Intrauterine exposure to mild analgesics during pregnancy and the occurrence of cryptorchidism and hypospadia in the offspring: the Generation R Study
Publication: Research - peer-review › Journal article – Annual report year: 2012
BACKGROUND: Recently, over-the-counter mild analgesic use during pregnancy has been suggested to influence the risk of reproductive disorders in the offspring. We examined the influence of maternal exposure to mild analgesics during pregnancy on the occurrence of cryptorchidism and hypospadia in their offspring. METHODS: Associations between maternal exposure to mild analgesics during pregnancy and cryptorchidism or hypospadia in the offspring were studied in 3184 women participating in a large population-based prospective birth cohort study from early pregnancy onwards in the Netherlands (2002–2006), the Generation R Study.
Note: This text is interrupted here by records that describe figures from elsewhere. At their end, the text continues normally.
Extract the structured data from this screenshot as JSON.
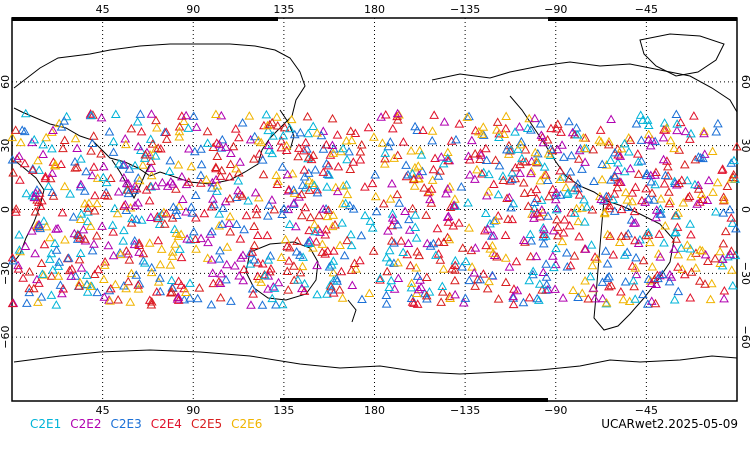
{
  "map": {
    "top_lon_labels": [
      "45",
      "90",
      "135",
      "180",
      "−135",
      "−90",
      "−45"
    ],
    "bottom_lon_labels": [
      "45",
      "90",
      "135",
      "180",
      "−135",
      "−90",
      "−45"
    ],
    "lat_labels": [
      "60",
      "30",
      "0",
      "−30",
      "−60"
    ],
    "lon_range": [
      0,
      360
    ],
    "lat_range": [
      -90,
      90
    ],
    "grid": "dotted",
    "observation_marker": "triangle-outline",
    "observation_band_lat": [
      -45,
      45
    ]
  },
  "legend": [
    {
      "label": "C2E1",
      "color": "#00b4d8"
    },
    {
      "label": "C2E2",
      "color": "#b000b0"
    },
    {
      "label": "C2E3",
      "color": "#1a6fd6"
    },
    {
      "label": "C2E4",
      "color": "#e0102a"
    },
    {
      "label": "C2E5",
      "color": "#d81e1e"
    },
    {
      "label": "C2E6",
      "color": "#f0b400"
    }
  ],
  "footer": {
    "dataset_date": "UCARwet2.2025-05-09"
  }
}
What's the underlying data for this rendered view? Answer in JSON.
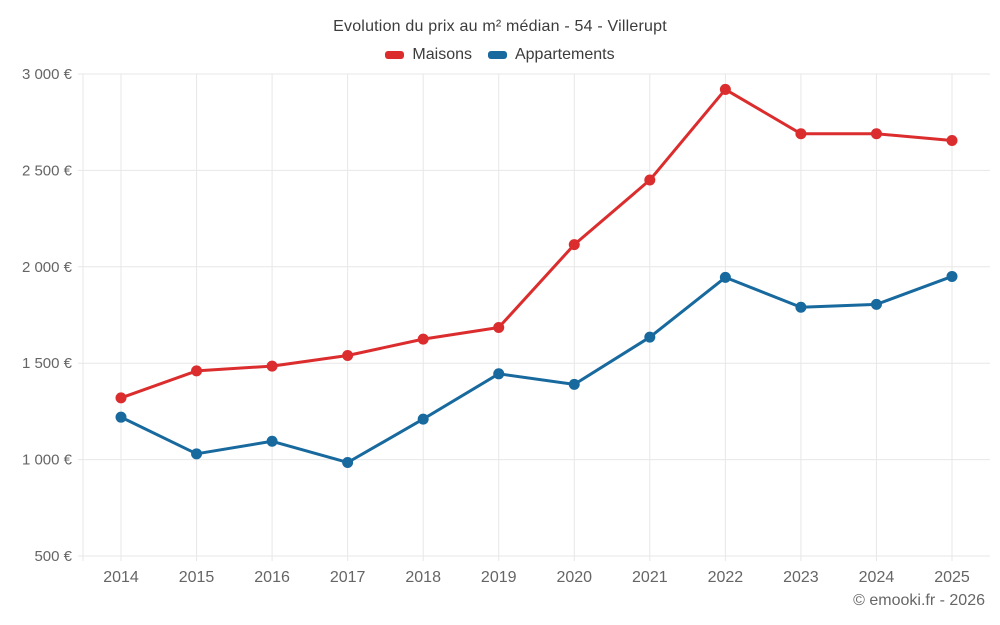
{
  "chart_data": {
    "type": "line",
    "title": "Evolution du prix au m² médian - 54 - Villerupt",
    "categories": [
      "2014",
      "2015",
      "2016",
      "2017",
      "2018",
      "2019",
      "2020",
      "2021",
      "2022",
      "2023",
      "2024",
      "2025"
    ],
    "series": [
      {
        "name": "Maisons",
        "color": "#db2d2e",
        "values": [
          1320,
          1460,
          1485,
          1540,
          1625,
          1685,
          2115,
          2450,
          2920,
          2690,
          2690,
          2655
        ]
      },
      {
        "name": "Appartements",
        "color": "#17699e",
        "values": [
          1220,
          1030,
          1095,
          985,
          1210,
          1445,
          1390,
          1635,
          1945,
          1790,
          1805,
          1950
        ]
      }
    ],
    "xlabel": "",
    "ylabel": "",
    "ylim": [
      500,
      3000
    ],
    "ytick_step": 500,
    "ytick_labels": [
      "500 €",
      "1 000 €",
      "1 500 €",
      "2 000 €",
      "2 500 €",
      "3 000 €"
    ],
    "grid": true,
    "legend_position": "top-center"
  },
  "footer": {
    "credit": "© emooki.fr - 2026"
  },
  "colors": {
    "maisons_red": "#db2d2e",
    "appartements_blue": "#17699e",
    "gridline": "#e7e7e7",
    "axis_text": "#656565",
    "title_text": "#3c3c3c",
    "footer_text": "#666666",
    "background": "#ffffff"
  }
}
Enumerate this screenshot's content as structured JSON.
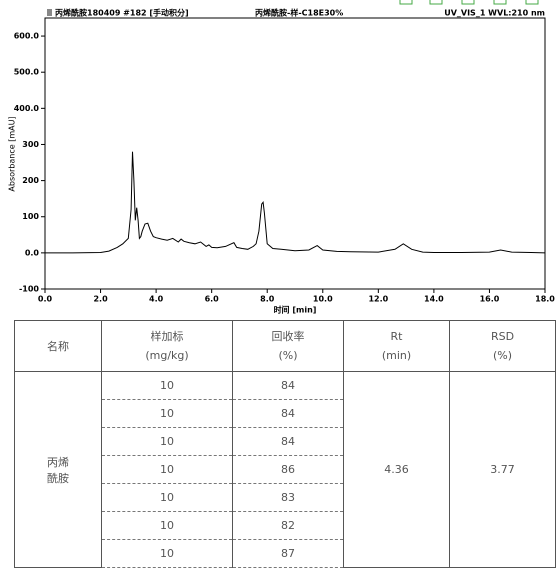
{
  "chart_data": {
    "type": "line",
    "header_left": "丙烯酰胺180409 #182 [手动积分]",
    "header_center": "丙烯酰胺-样-C18E30%",
    "header_right": "UV_VIS_1 WVL:210 nm",
    "ylabel": "Absorbance [mAU]",
    "xlabel": "时间 [min]",
    "color": "#000000",
    "x": [
      0,
      1.0,
      2.0,
      2.3,
      2.6,
      2.8,
      3.0,
      3.1,
      3.15,
      3.2,
      3.25,
      3.3,
      3.35,
      3.4,
      3.45,
      3.5,
      3.6,
      3.7,
      3.8,
      3.9,
      4.0,
      4.2,
      4.4,
      4.6,
      4.8,
      4.9,
      5.0,
      5.2,
      5.4,
      5.6,
      5.8,
      5.9,
      6.0,
      6.2,
      6.5,
      6.8,
      6.9,
      7.1,
      7.3,
      7.5,
      7.6,
      7.7,
      7.8,
      7.85,
      7.9,
      8.0,
      8.2,
      8.5,
      9.0,
      9.5,
      9.8,
      10.0,
      10.5,
      11.0,
      12.0,
      12.6,
      12.9,
      13.2,
      13.6,
      14.0,
      15.0,
      16.0,
      16.4,
      16.8,
      17.5,
      18.0
    ],
    "values": [
      0,
      0,
      1,
      5,
      15,
      25,
      40,
      120,
      280,
      200,
      90,
      125,
      90,
      40,
      45,
      60,
      80,
      82,
      60,
      45,
      42,
      38,
      35,
      40,
      30,
      38,
      32,
      28,
      25,
      30,
      18,
      22,
      15,
      14,
      18,
      28,
      15,
      12,
      10,
      18,
      25,
      60,
      135,
      140,
      110,
      25,
      12,
      10,
      6,
      8,
      20,
      8,
      4,
      3,
      2,
      10,
      25,
      10,
      2,
      1,
      1,
      2,
      8,
      2,
      1,
      0
    ],
    "xlim": [
      0,
      18
    ],
    "ylim": [
      -100,
      650
    ],
    "xticks": [
      {
        "value": 0,
        "label": "0.0"
      },
      {
        "value": 2,
        "label": "2.0"
      },
      {
        "value": 4,
        "label": "4.0"
      },
      {
        "value": 6,
        "label": "6.0"
      },
      {
        "value": 8,
        "label": "8.0"
      },
      {
        "value": 10,
        "label": "10.0"
      },
      {
        "value": 12,
        "label": "12.0"
      },
      {
        "value": 14,
        "label": "14.0"
      },
      {
        "value": 16,
        "label": "16.0"
      },
      {
        "value": 18,
        "label": "18.0"
      }
    ],
    "yticks": [
      -100,
      {
        "value": 0,
        "label": "0.0"
      },
      100,
      200,
      300,
      {
        "value": 400,
        "label": "400.0"
      },
      {
        "value": 500,
        "label": "500.0"
      },
      {
        "value": 600,
        "label": "600.0"
      }
    ]
  },
  "table": {
    "headers": [
      [
        "名称"
      ],
      [
        "样加标",
        "(mg/kg)"
      ],
      [
        "回收率",
        "(%)"
      ],
      [
        "Rt",
        "(min)"
      ],
      [
        "RSD",
        "(%)"
      ]
    ],
    "name": [
      "丙烯",
      "酰胺"
    ],
    "spiked": [
      10,
      10,
      10,
      10,
      10,
      10,
      10
    ],
    "recovery": [
      84,
      84,
      84,
      86,
      83,
      82,
      87
    ],
    "rt": 4.36,
    "rsd": 3.77
  }
}
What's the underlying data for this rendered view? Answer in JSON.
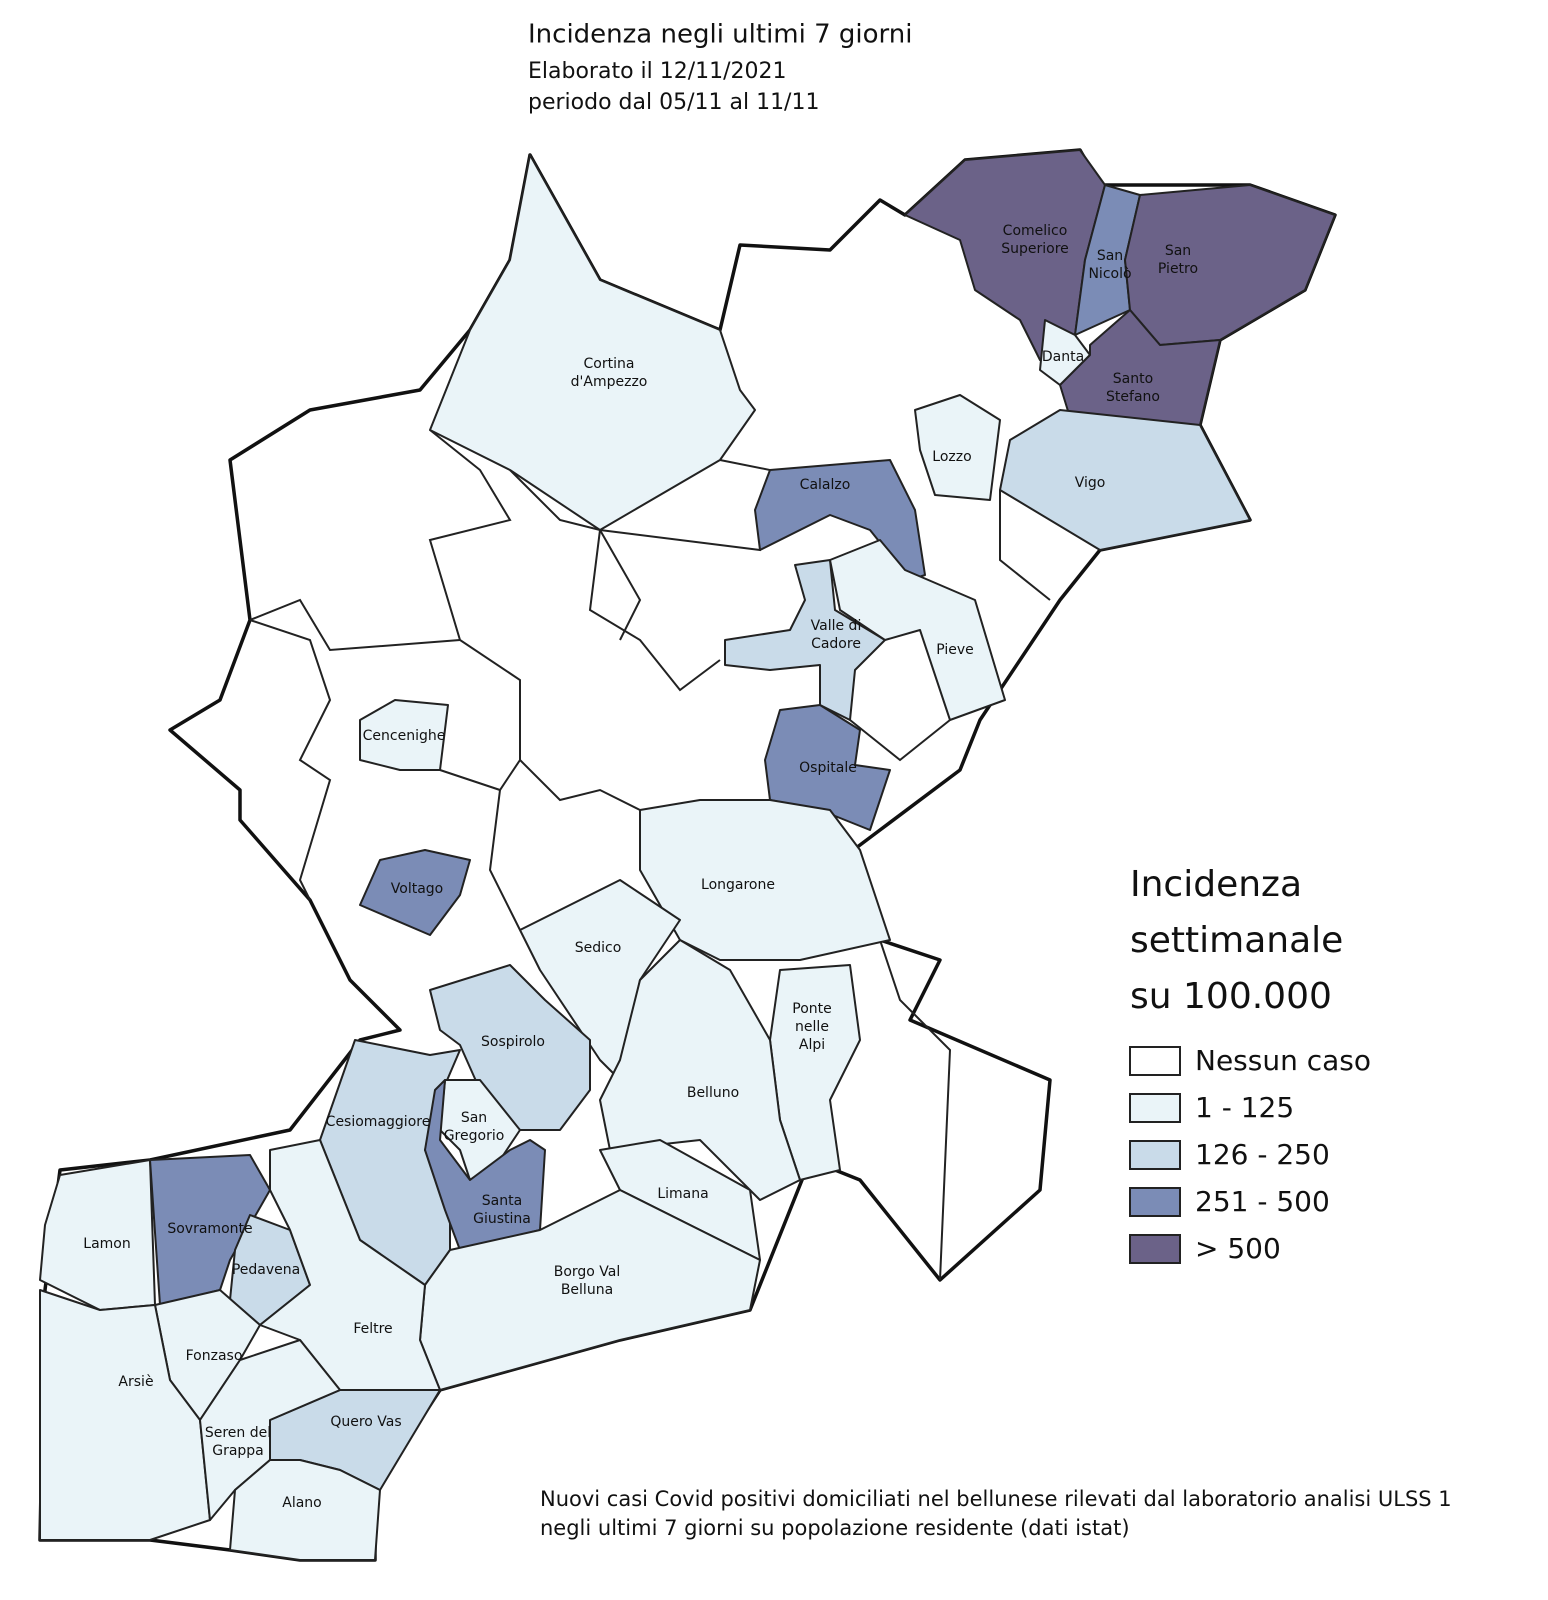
{
  "title": "Incidenza negli ultimi 7 giorni",
  "subtitle": [
    "Elaborato il 12/11/2021",
    "periodo dal 05/11 al 11/11"
  ],
  "legend": {
    "title": [
      "Incidenza",
      "settimanale",
      "su 100.000"
    ],
    "items": [
      {
        "label": "Nessun caso",
        "color": "#ffffff"
      },
      {
        "label": "1 - 125",
        "color": "#eaf4f8"
      },
      {
        "label": "126 - 250",
        "color": "#c9dbe9"
      },
      {
        "label": "251 - 500",
        "color": "#7b8cb6"
      },
      {
        "label": "> 500",
        "color": "#6b6288"
      }
    ]
  },
  "municipalities": [
    {
      "name": [
        "Comelico",
        "Superiore"
      ],
      "color": "#6b6288"
    },
    {
      "name": [
        "San",
        "Nicolò"
      ],
      "color": "#7b8cb6"
    },
    {
      "name": [
        "San",
        "Pietro"
      ],
      "color": "#6b6288"
    },
    {
      "name": [
        "Danta"
      ],
      "color": "#eaf4f8"
    },
    {
      "name": [
        "Santo",
        "Stefano"
      ],
      "color": "#6b6288"
    },
    {
      "name": [
        "Cortina",
        "d'Ampezzo"
      ],
      "color": "#eaf4f8"
    },
    {
      "name": [
        "Lozzo"
      ],
      "color": "#eaf4f8"
    },
    {
      "name": [
        "Vigo"
      ],
      "color": "#c9dbe9"
    },
    {
      "name": [
        "Calalzo"
      ],
      "color": "#7b8cb6"
    },
    {
      "name": [
        "Valle di",
        "Cadore"
      ],
      "color": "#c9dbe9"
    },
    {
      "name": [
        "Pieve"
      ],
      "color": "#eaf4f8"
    },
    {
      "name": [
        "Cencenighe"
      ],
      "color": "#eaf4f8"
    },
    {
      "name": [
        "Ospitale"
      ],
      "color": "#7b8cb6"
    },
    {
      "name": [
        "Voltago"
      ],
      "color": "#7b8cb6"
    },
    {
      "name": [
        "Longarone"
      ],
      "color": "#eaf4f8"
    },
    {
      "name": [
        "Sedico"
      ],
      "color": "#eaf4f8"
    },
    {
      "name": [
        "Sospirolo"
      ],
      "color": "#c9dbe9"
    },
    {
      "name": [
        "Ponte",
        "nelle",
        "Alpi"
      ],
      "color": "#eaf4f8"
    },
    {
      "name": [
        "Belluno"
      ],
      "color": "#eaf4f8"
    },
    {
      "name": [
        "Cesiomaggiore"
      ],
      "color": "#c9dbe9"
    },
    {
      "name": [
        "San",
        "Gregorio"
      ],
      "color": "#eaf4f8"
    },
    {
      "name": [
        "Santa",
        "Giustina"
      ],
      "color": "#7b8cb6"
    },
    {
      "name": [
        "Limana"
      ],
      "color": "#eaf4f8"
    },
    {
      "name": [
        "Lamon"
      ],
      "color": "#eaf4f8"
    },
    {
      "name": [
        "Sovramonte"
      ],
      "color": "#7b8cb6"
    },
    {
      "name": [
        "Pedavena"
      ],
      "color": "#c9dbe9"
    },
    {
      "name": [
        "Borgo Val",
        "Belluna"
      ],
      "color": "#eaf4f8"
    },
    {
      "name": [
        "Feltre"
      ],
      "color": "#eaf4f8"
    },
    {
      "name": [
        "Fonzaso"
      ],
      "color": "#eaf4f8"
    },
    {
      "name": [
        "Arsiè"
      ],
      "color": "#eaf4f8"
    },
    {
      "name": [
        "Quero Vas"
      ],
      "color": "#c9dbe9"
    },
    {
      "name": [
        "Seren del",
        "Grappa"
      ],
      "color": "#eaf4f8"
    },
    {
      "name": [
        "Alano"
      ],
      "color": "#eaf4f8"
    }
  ],
  "footnote": [
    "Nuovi casi Covid positivi domiciliati nel bellunese rilevati dal laboratorio analisi ULSS 1",
    "negli ultimi 7 giorni su popolazione residente (dati istat)"
  ]
}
Cryptorchidism and hypospadia were identified during routine screening assessments performed in child health care centres by trained physicians. The use of mild analgesics was assessed in three prenatal questionnaires in pregnancy, resulting in four periods of use, namely, periconception period, first 14 weeks of gestation, 14–22 weeks of gestation and 20–32 weeks of gestation. Logistic regression analyses were used to study the associations between maternal exposure to mild analgesics and cryptorchidism and hypospadia. RESULTS: The cumulative prevalence over 30 months of follow up was 2.1% for cryptorchidism and 0.7% for hypospadia. Use of mild analgesics in the second period of pregnancy (14–22 weeks) increased the risk of congenital cryptorchidism [adjusted odds ratio (OR) 2.12; 95% confidence interval (CI) 1.17–3.83], primarily due to the use of acetaminophen (paracetamol) (adjusted OR 1.89; 95% CI 1.01–3.51). Among mothers of cryptorchid sons, 33.8% reported (23 of 68) the use of mild analgesics during pregnancy, compared with 31.8% (7 of 22) of mothers with a boy with hypospadia and 29.9% (926 of 3094) of mothers with healthy boys. CONCLUSIONS: Our results suggest that intrauterine exposure to mild analgesics, primarily paracetamol, during the period in pregnancy when male sexual differentiation takes place, increases the risk of cryptorchidism.